Auteur : Eric JOURDAN – Professeur de SVT au Lycée Charles Nodier – 39 DOLE
1- Présentation :
Dans le cadre de l’utilisation du numérique en SVT, voici une présentation du logiciel « GénieGen » réalisé par Jean-François MADRE, et distribué gratuitement sur internet : http://acces.ens-lyon.fr/acces/logiciels/geniegen/presentation-du-logiciel-geniegen
GENIEGEN est un logiciel permettant de faire des analyses de séquences d’ADN et d’ARN et de protéines afin de découvrir l’expression de l’information génétique, les liens entre génotype et phénotype, le polymorphisme des gènes, les familles multigéniques, les prévisions en génétique humaine. Ce logiciel est donc une banque de données sur de nombreuses séquences nucléiques et peptidiques que l’on peut modifier en chargeant de nouvelles séquences dans sa banque de données personnelles.

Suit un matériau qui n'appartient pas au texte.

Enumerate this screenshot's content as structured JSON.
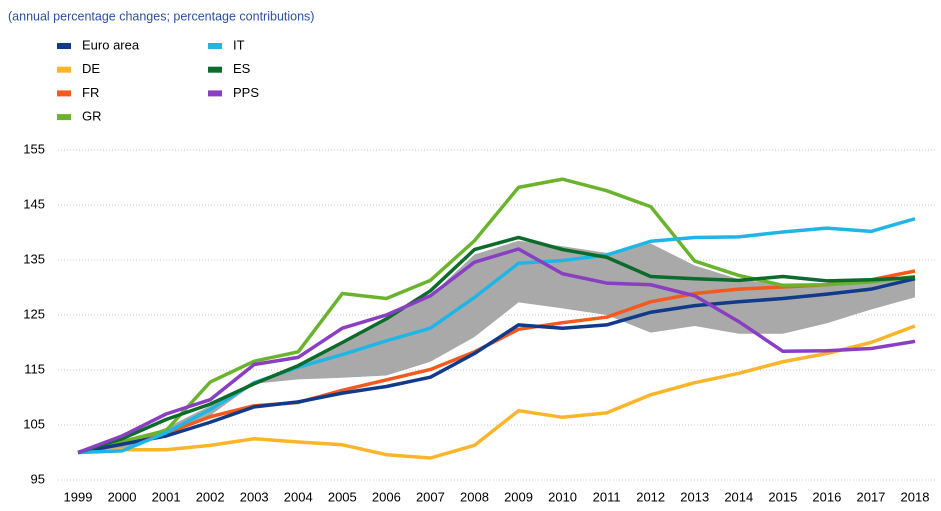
{
  "chart_data": {
    "type": "line",
    "subtitle": "(annual percentage changes; percentage contributions)",
    "categories": [
      "1999",
      "2000",
      "2001",
      "2002",
      "2003",
      "2004",
      "2005",
      "2006",
      "2007",
      "2008",
      "2009",
      "2010",
      "2011",
      "2012",
      "2013",
      "2014",
      "2015",
      "2016",
      "2017",
      "2018"
    ],
    "series": [
      {
        "name": "Euro area",
        "color": "#103a8a",
        "values": [
          100,
          101.5,
          103,
          105.5,
          108.3,
          109.2,
          110.8,
          112,
          113.7,
          118,
          123.2,
          122.6,
          123.2,
          125.5,
          126.7,
          127.4,
          128,
          128.8,
          129.7,
          131.6
        ]
      },
      {
        "name": "DE",
        "color": "#fbb52a",
        "values": [
          100,
          100.5,
          100.5,
          101.3,
          102.5,
          101.9,
          101.4,
          99.6,
          99,
          101.3,
          107.6,
          106.4,
          107.2,
          110.5,
          112.7,
          114.4,
          116.5,
          118,
          120,
          123
        ]
      },
      {
        "name": "FR",
        "color": "#f4591e",
        "values": [
          100,
          101.5,
          103.5,
          106.5,
          108.5,
          109.1,
          111.3,
          113.2,
          115.1,
          118.3,
          122.4,
          123.6,
          124.6,
          127.4,
          128.9,
          129.7,
          130.1,
          130.5,
          131.4,
          133
        ]
      },
      {
        "name": "GR",
        "color": "#6ab42d",
        "values": [
          100,
          102,
          104,
          112.8,
          116.6,
          118.3,
          128.9,
          128,
          131.3,
          138.5,
          148.2,
          149.7,
          147.6,
          144.7,
          134.8,
          132.2,
          130.4,
          130.5,
          131,
          132
        ]
      },
      {
        "name": "IT",
        "color": "#1fb6e6",
        "values": [
          100,
          100.3,
          103.6,
          107.8,
          112.7,
          115.5,
          117.8,
          120.3,
          122.6,
          128.2,
          134.4,
          134.9,
          135.9,
          138.4,
          139.1,
          139.2,
          140.1,
          140.8,
          140.2,
          142.5
        ]
      },
      {
        "name": "ES",
        "color": "#0a6b2a",
        "values": [
          100,
          102.5,
          106,
          108.8,
          112.5,
          115.8,
          120,
          124.3,
          129.4,
          136.9,
          139.1,
          136.9,
          135.5,
          132,
          131.6,
          131.3,
          132,
          131.2,
          131.4,
          131.8
        ]
      },
      {
        "name": "PPS",
        "color": "#8a3ec1",
        "values": [
          100,
          103,
          107,
          109.6,
          116,
          117.3,
          122.6,
          125,
          128.5,
          134.6,
          137,
          132.5,
          130.8,
          130.5,
          128.5,
          123.8,
          118.4,
          118.5,
          118.9,
          120.2
        ]
      }
    ],
    "band": {
      "color": "#a9a9a9",
      "lower": [
        100,
        100.7,
        103,
        106.7,
        112.5,
        113.3,
        113.6,
        114,
        116.5,
        121,
        127.3,
        126.2,
        125,
        121.8,
        123,
        121.6,
        121.6,
        123.5,
        126,
        128.2
      ],
      "upper": [
        100,
        101.5,
        104.5,
        108.5,
        112.5,
        115.8,
        120,
        124.3,
        128.5,
        136,
        138.5,
        137.5,
        136.3,
        138,
        134,
        131.5,
        130.5,
        130.5,
        131,
        132
      ]
    },
    "ylim": [
      95,
      155
    ],
    "yticks": [
      95,
      105,
      115,
      125,
      135,
      145,
      155
    ],
    "grid": true
  }
}
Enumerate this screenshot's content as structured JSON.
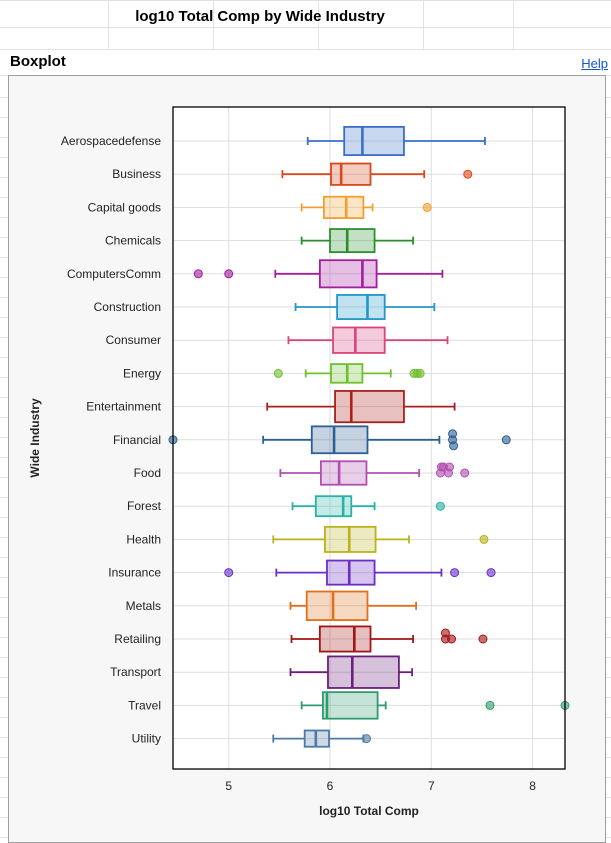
{
  "sheet": {
    "title": "log10 Total Comp by Wide Industry"
  },
  "panel": {
    "title": "Boxplot",
    "help_label": "Help"
  },
  "chart_data": {
    "type": "boxplot",
    "title": "",
    "xlabel": "log10 Total Comp",
    "ylabel": "Wide Industry",
    "xlim": [
      4.45,
      8.32
    ],
    "xticks": [
      5,
      6,
      7,
      8
    ],
    "grid": true,
    "legend": "none",
    "categories": [
      {
        "name": "Utility",
        "color": "#4e79a7",
        "whisker_low": 5.44,
        "q1": 5.75,
        "median": 5.86,
        "q3": 5.99,
        "whisker_high": 6.33,
        "outliers": [
          6.36
        ]
      },
      {
        "name": "Travel",
        "color": "#2e9c6e",
        "whisker_low": 5.72,
        "q1": 5.93,
        "median": 5.97,
        "q3": 6.47,
        "whisker_high": 6.55,
        "outliers": [
          7.58,
          8.32
        ]
      },
      {
        "name": "Transport",
        "color": "#6a1f7a",
        "whisker_low": 5.61,
        "q1": 5.98,
        "median": 6.22,
        "q3": 6.68,
        "whisker_high": 6.81,
        "outliers": []
      },
      {
        "name": "Retailing",
        "color": "#a31515",
        "whisker_low": 5.62,
        "q1": 5.9,
        "median": 6.24,
        "q3": 6.4,
        "whisker_high": 6.82,
        "outliers": [
          7.14,
          7.14,
          7.2,
          7.51
        ]
      },
      {
        "name": "Metals",
        "color": "#e0701a",
        "whisker_low": 5.61,
        "q1": 5.77,
        "median": 6.03,
        "q3": 6.37,
        "whisker_high": 6.85,
        "outliers": []
      },
      {
        "name": "Insurance",
        "color": "#6a2fc7",
        "whisker_low": 5.47,
        "q1": 5.97,
        "median": 6.19,
        "q3": 6.44,
        "whisker_high": 7.1,
        "outliers": [
          5.0,
          7.23,
          7.59
        ]
      },
      {
        "name": "Health",
        "color": "#b8b21c",
        "whisker_low": 5.44,
        "q1": 5.95,
        "median": 6.19,
        "q3": 6.45,
        "whisker_high": 6.78,
        "outliers": [
          7.52
        ]
      },
      {
        "name": "Forest",
        "color": "#26b3a5",
        "whisker_low": 5.63,
        "q1": 5.86,
        "median": 6.13,
        "q3": 6.21,
        "whisker_high": 6.44,
        "outliers": [
          7.09
        ]
      },
      {
        "name": "Food",
        "color": "#b04fb0",
        "whisker_low": 5.51,
        "q1": 5.91,
        "median": 6.09,
        "q3": 6.36,
        "whisker_high": 6.88,
        "outliers": [
          7.09,
          7.1,
          7.12,
          7.17,
          7.18,
          7.33
        ]
      },
      {
        "name": "Financial",
        "color": "#2c5f94",
        "whisker_low": 5.34,
        "q1": 5.82,
        "median": 6.04,
        "q3": 6.37,
        "whisker_high": 7.08,
        "outliers": [
          4.45,
          7.21,
          7.21,
          7.22,
          7.74
        ]
      },
      {
        "name": "Entertainment",
        "color": "#a8201a",
        "whisker_low": 5.38,
        "q1": 6.05,
        "median": 6.21,
        "q3": 6.73,
        "whisker_high": 7.23,
        "outliers": []
      },
      {
        "name": "Energy",
        "color": "#6fbf2f",
        "whisker_low": 5.76,
        "q1": 6.01,
        "median": 6.17,
        "q3": 6.32,
        "whisker_high": 6.6,
        "outliers": [
          5.49,
          6.83,
          6.86,
          6.89
        ]
      },
      {
        "name": "Consumer",
        "color": "#d9447a",
        "whisker_low": 5.59,
        "q1": 6.03,
        "median": 6.25,
        "q3": 6.54,
        "whisker_high": 7.16,
        "outliers": []
      },
      {
        "name": "Construction",
        "color": "#2197c7",
        "whisker_low": 5.66,
        "q1": 6.07,
        "median": 6.37,
        "q3": 6.54,
        "whisker_high": 7.03,
        "outliers": []
      },
      {
        "name": "ComputersComm",
        "color": "#a21e9e",
        "whisker_low": 5.46,
        "q1": 5.9,
        "median": 6.32,
        "q3": 6.46,
        "whisker_high": 7.11,
        "outliers": [
          4.7,
          5.0
        ]
      },
      {
        "name": "Chemicals",
        "color": "#2a8f2a",
        "whisker_low": 5.72,
        "q1": 6.0,
        "median": 6.17,
        "q3": 6.44,
        "whisker_high": 6.82,
        "outliers": []
      },
      {
        "name": "Capital goods",
        "color": "#f0a030",
        "whisker_low": 5.72,
        "q1": 5.94,
        "median": 6.16,
        "q3": 6.33,
        "whisker_high": 6.42,
        "outliers": [
          6.96
        ]
      },
      {
        "name": "Business",
        "color": "#d9481a",
        "whisker_low": 5.53,
        "q1": 6.01,
        "median": 6.11,
        "q3": 6.4,
        "whisker_high": 6.93,
        "outliers": [
          7.36
        ]
      },
      {
        "name": "Aerospacedefense",
        "color": "#3a6fc8",
        "whisker_low": 5.78,
        "q1": 6.14,
        "median": 6.32,
        "q3": 6.73,
        "whisker_high": 7.53,
        "outliers": []
      }
    ]
  }
}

2- Objectifs pédagogiques :
Classe concernée : 1ère S
Illustrations des thèmes : 1A : Expression, stabilité et variation du patrimoine génétique
3- Activité envisageable : Voici quelques pistes d’activités réalisables en classe. Libre à chacun de les adapter en fonction du niveau de la classe et du nombre d’élèves.
- Etude du phénotype drépanocytaire :
Ouvrir le logiciel Génie génétique.
Fichier –> Ouvrir –> Betaglob –> sélectionner les fichiers HBBCOD.ADN et BDREPCOD.ADN
Cliquer sur Affichage, puis protéine afin d’afficher la séquence d’ADN.
Afin de comparer les séquences, cliquer sur Action, puis alignement.
–> Faire comparer la constitution des deux hémoglobines.
- Etude de la transcription de l’ADN :
Ouvrir le logiciel Génie génétique.
Fichier –> Ouvrir –> Betaglob –> sélectionner le fichier HBBCOD.ADN
Cliquer sur Affichage, puis ADN 3′ – 5′ afin d’afficher la séquence complémentaire de l’ADN (brin transcrit)
Cliquer sur Action, puis transcription.
–> Faire comparer les séquences de chaque brin d’ADN avec l’ARNm obtenu lors de la transcription.
–> Faire retrouver le brin d’ADN transcrit.
- Etude de la traduction :
Ouvrir le logiciel Génie génétique.
Fichier –> Entrée d’une séquence
Taper la séquence suivante : AUGGCGUACGGGCCCUUAAAGCAUGCUGAU
Pour cela, mettre en titre séquence 1, puis dans la fenêtre du bas taper la séquence.
Cocher ARN (en bas à droite).
Cliquer sur vérifier puis OK.
Cliquer sur Action –> Traduction –> Du début au codon stop.
Retaper à nouveau la séquence (séquence 2) en remplaçant le 6ème codon par UAA.
Cliquer sur Action –> Traduction –> Du début au codon stop.
Retaper à nouveau la séquence (séquence 3) en remplaçant le 7ème codon par UAG
Cliquer sur Action –> Traduction –> Du début au codon stop.
–> Faire comparer les séquences d’acides aminés obtenus dans les 3 cas.
–> Faire déduire de la signification des codons modifiés.